Hastanın Bala sağlık ocağına intikalinden Ankara Gazi Tıp Fakültesi Hastanesi sevki esnasında Bala sağlık ocağında tutulan Dr.Nurşen Yaşa imzalı tutanakla hastanın kimlik bilgilerine ulaşılamadığı belirtilirken, Bala karakolunda aynı polislerce ve aynı tarih ve saatte tutulan tutanakta oğlumun kimlik bilgilerin olması, kaza evraklarında da oğlumun kimlik bilgilerinin bulunması bu evrakların oğlumun kimliği alınnca düzenlenlendiğinin ve gerçek evrakların yok edildiğinin delilidir.

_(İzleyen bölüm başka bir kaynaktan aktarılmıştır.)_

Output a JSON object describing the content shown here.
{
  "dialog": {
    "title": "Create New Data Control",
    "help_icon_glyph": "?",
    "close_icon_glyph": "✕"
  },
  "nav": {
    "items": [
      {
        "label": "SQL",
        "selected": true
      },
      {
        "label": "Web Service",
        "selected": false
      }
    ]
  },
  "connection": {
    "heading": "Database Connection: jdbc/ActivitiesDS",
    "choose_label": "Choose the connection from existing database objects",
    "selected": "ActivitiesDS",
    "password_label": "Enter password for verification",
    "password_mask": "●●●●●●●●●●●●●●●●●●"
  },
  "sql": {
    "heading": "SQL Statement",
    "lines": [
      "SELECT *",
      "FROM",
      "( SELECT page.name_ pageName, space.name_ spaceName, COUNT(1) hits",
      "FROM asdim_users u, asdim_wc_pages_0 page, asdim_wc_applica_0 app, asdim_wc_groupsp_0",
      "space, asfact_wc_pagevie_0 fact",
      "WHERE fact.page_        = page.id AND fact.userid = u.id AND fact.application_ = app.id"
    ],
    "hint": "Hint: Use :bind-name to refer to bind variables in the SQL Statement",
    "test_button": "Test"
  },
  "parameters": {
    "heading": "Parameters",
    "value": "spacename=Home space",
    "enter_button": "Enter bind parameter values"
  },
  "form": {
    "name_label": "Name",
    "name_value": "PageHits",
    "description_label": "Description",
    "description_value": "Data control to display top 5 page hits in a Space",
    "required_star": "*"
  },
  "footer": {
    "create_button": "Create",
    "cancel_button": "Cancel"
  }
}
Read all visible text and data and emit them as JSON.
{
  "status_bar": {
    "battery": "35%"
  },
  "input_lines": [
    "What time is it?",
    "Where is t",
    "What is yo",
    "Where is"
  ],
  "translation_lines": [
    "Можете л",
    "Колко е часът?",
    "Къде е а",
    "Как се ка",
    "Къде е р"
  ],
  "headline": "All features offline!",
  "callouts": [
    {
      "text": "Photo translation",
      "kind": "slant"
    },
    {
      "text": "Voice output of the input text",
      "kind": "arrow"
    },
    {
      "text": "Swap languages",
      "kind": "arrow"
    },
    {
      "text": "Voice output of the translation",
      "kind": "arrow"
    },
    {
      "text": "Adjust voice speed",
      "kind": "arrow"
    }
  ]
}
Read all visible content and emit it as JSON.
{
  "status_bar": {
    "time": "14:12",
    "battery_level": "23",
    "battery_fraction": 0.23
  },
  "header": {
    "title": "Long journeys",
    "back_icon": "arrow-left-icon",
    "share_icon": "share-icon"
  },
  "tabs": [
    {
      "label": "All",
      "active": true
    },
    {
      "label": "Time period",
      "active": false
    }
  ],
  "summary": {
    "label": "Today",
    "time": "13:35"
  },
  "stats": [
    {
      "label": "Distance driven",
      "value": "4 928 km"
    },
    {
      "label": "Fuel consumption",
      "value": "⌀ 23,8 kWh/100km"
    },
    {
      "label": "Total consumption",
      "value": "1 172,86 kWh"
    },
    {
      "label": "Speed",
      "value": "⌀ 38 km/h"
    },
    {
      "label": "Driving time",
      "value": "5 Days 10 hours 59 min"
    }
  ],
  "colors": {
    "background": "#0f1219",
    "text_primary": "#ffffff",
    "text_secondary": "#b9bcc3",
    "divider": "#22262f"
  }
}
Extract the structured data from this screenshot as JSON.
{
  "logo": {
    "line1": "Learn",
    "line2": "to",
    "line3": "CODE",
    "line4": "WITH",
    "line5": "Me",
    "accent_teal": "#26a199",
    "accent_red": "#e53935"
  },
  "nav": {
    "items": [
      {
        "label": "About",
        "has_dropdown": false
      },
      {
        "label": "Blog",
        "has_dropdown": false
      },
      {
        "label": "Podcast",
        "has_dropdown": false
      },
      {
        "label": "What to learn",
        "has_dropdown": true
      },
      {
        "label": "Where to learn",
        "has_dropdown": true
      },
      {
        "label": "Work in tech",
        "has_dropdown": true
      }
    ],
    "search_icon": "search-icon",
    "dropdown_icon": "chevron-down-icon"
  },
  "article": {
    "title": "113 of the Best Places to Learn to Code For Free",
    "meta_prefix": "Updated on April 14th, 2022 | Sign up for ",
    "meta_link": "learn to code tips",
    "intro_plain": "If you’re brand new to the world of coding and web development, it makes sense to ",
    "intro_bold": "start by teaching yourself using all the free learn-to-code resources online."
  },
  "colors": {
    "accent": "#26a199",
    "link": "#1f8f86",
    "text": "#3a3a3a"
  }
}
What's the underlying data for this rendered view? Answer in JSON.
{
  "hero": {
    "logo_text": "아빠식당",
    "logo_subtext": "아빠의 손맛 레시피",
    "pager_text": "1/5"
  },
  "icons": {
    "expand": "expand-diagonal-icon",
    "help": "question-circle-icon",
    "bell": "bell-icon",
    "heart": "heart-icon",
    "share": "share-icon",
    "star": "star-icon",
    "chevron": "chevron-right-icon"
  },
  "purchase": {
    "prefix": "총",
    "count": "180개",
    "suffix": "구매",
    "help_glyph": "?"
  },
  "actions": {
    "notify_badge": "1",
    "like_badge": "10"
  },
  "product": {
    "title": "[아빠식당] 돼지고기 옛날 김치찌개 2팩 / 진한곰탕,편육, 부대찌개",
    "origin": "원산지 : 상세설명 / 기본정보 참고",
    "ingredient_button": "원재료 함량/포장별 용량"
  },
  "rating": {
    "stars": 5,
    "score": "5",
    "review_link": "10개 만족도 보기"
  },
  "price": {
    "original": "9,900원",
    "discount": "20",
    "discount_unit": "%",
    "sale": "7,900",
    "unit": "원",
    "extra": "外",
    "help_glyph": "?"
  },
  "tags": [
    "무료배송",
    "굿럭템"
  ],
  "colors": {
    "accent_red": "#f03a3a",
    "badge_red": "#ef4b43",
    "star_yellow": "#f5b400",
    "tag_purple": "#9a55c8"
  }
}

Tanık Can Gürbüz ilk anda halkın içinde kazanın kaldırımda olduğunu anlattığı için Bala’da Adliye yetkililerinden başka hiçkimse kazanın yol ortasında gerçekleştiğine inanmamaktadır. Bu evrakları beni davacı ettirmeyeceklerine inandıkları için yok ettirmişlerdir. Benim olayı 1,5 ay sonra öğrenip kendilerini tinlemeyerek şikayetçi olmam üzerine Trafik polisinin yakın arkadışını bilirkişi olarak görevlendirerek ondan daha kötü rapor hazırlattırmışlardır. Ankara’daki ilk duruşmamıza da bizi kapı önünde polis zoruyla uzaklaştırarak davamızı görmüşler, ikinci duruşmadan sonra Adli Tıp Kurumunda oğlumun durumunun tespiti sırasında önündeki evraklarda suç durumu olmadığı halde “2/8 le adamın donunu alırsın” diye bizimle dalga geçmişlerdir.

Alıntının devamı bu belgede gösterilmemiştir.